Signé : "Par les Sans-culottes, Lavabre".
Sans vouloir chagriner les Puylaurentais, comme dit Bernard Lesfargues, ce Lavabre devait être davantage savetier que poète. N’empêche, son manuscrit conservé à la Bibliothèque Nationale (Ye 3293) est le plus ancien témoin de l'utilisation du sobriquet, ce qui autorise la ville de Puylaurens (Pueglaurenç) à se proclamer « Berceau occitan de Marianne ».
Place de la Nation à Paris, le "Triomphe de la République" de Aimé-Jules Dalou.1889. Prenez le temps d'admirer la splendide déesse.. en allant sur place... (Photos Lamblard).
RETOUR À LA MADELEINE PROVENÇALE
Ci-contre, à droite, DAMIA incarnant "La Marseillaise" selon Abel Gance, dans le "Napoléon" de 1927. Le film étant muet, la grande artiste suggère néanmoins la fougue du génie guerrier appelant à la levée en masse des Volontaires de 1792. Il ne lui manque que les ailes. (© courtesy).
Les Français républicains, après 1848, arboraient la ceinture rouge, la "taiolo roujo" comme l'on disait en Provence ; ils arboraient aussi un brin de thym emblème de la Montagne, et ils plantèrent des arbres de la Liberté en criant <<Vive Marianne ! >>.
Avant de figurer dans un texte écrit, les inventions populaires du langage entrent dans la tradition orale des communautés. Nous savons qu'en Provence, parmi les Républicains qui résistèrent aux dérives fédéralistes ou firent front aux retours des royalistes, le nom familier, le sobriquet affectueux attribué à la République sociale, fut aussi celui de "Madeleine", emprunté évidemment à l'une des saintes femmes, dans l'inépuisable réservoir de la légende Dorée catholique.
Pour sa part, l'ami Bidasse chantera plus volontiers la Madelon, nom sous lequel nous pourrions toujours reconnaître la femme complaisante des tavernes.

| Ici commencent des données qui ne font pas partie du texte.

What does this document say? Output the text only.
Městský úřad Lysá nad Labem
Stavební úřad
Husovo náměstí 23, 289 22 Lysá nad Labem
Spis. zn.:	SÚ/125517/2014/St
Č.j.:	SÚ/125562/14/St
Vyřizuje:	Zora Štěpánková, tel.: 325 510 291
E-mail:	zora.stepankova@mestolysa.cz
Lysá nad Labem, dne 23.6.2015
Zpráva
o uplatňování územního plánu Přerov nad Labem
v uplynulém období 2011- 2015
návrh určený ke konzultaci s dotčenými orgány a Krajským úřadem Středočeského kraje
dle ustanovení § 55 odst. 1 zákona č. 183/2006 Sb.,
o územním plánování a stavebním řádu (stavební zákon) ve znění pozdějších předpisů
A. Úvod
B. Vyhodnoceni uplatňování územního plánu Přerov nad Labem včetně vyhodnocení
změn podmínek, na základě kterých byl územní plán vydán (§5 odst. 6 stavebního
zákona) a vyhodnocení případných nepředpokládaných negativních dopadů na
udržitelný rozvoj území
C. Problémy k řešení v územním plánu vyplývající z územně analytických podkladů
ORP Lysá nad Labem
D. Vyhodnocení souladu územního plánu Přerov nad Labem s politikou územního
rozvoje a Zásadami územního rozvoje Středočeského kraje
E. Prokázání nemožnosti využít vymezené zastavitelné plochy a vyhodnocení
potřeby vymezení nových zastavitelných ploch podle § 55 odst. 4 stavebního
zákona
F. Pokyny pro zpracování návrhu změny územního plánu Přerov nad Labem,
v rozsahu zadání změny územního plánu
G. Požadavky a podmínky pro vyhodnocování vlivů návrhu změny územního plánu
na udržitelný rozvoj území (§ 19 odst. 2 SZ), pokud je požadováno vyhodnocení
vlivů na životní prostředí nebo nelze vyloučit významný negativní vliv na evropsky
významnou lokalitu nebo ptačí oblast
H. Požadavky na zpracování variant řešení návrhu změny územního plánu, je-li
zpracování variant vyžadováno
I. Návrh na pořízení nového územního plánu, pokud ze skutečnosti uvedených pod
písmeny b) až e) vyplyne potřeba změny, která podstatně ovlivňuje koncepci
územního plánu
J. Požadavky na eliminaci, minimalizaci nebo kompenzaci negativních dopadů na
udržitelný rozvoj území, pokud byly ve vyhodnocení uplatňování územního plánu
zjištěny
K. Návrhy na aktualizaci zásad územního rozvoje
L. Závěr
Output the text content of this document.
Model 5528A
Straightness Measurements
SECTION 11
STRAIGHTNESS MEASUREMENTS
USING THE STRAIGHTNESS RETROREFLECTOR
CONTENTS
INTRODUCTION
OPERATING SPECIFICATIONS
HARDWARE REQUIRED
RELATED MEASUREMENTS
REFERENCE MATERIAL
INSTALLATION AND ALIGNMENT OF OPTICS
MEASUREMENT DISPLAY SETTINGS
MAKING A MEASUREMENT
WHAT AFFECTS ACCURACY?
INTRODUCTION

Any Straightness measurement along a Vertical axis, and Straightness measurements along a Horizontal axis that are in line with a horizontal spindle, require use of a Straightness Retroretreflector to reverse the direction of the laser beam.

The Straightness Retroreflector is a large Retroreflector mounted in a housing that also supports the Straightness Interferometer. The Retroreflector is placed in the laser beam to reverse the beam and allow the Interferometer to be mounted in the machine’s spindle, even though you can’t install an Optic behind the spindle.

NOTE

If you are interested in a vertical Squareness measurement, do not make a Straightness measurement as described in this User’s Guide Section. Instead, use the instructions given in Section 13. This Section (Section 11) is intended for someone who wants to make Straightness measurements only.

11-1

Ci-dessus, "La Madeleine" de la Société des Madeleiniens de Châteaurenard (crée en 1967). Cette célèbre fête des maraichers de la région des Alpilles est la version "Rouge" de la fête traditionnelle de cette terre qui a été nommée la "Vendée provençale". Au coeur de l'été, les maraichers exaltent leur profession en organisant un défilé de chevaux de traits, tous attelés à une seule charrette, la "Carreto Ramado", décorée de feuillages et de fruits et légumes du terroir.
A Châteaurenard, depuis plus d'un siècle, les agriculteurs ont substitué au saint Eloi traditionnel (patron des forgerons) la statue de Marianne qu'il baptisèrent "la Madeleine". <<Voici enfin la Madeleine qui renaît ! La Bonne, la Sociale ! Le printemps des peuples s'annonce une seconde fois.>>
Décorée de glaïeuls rouges par milliers, et de fruits et légumes, amoureusement installée sur un char, la statue défile dans la ville au son de l'Internationale, tirée encore aujourd'hui par 70 chevaux de trait. (Photo Lamblard, 2004 ) (cliquer pour agrandir l'image).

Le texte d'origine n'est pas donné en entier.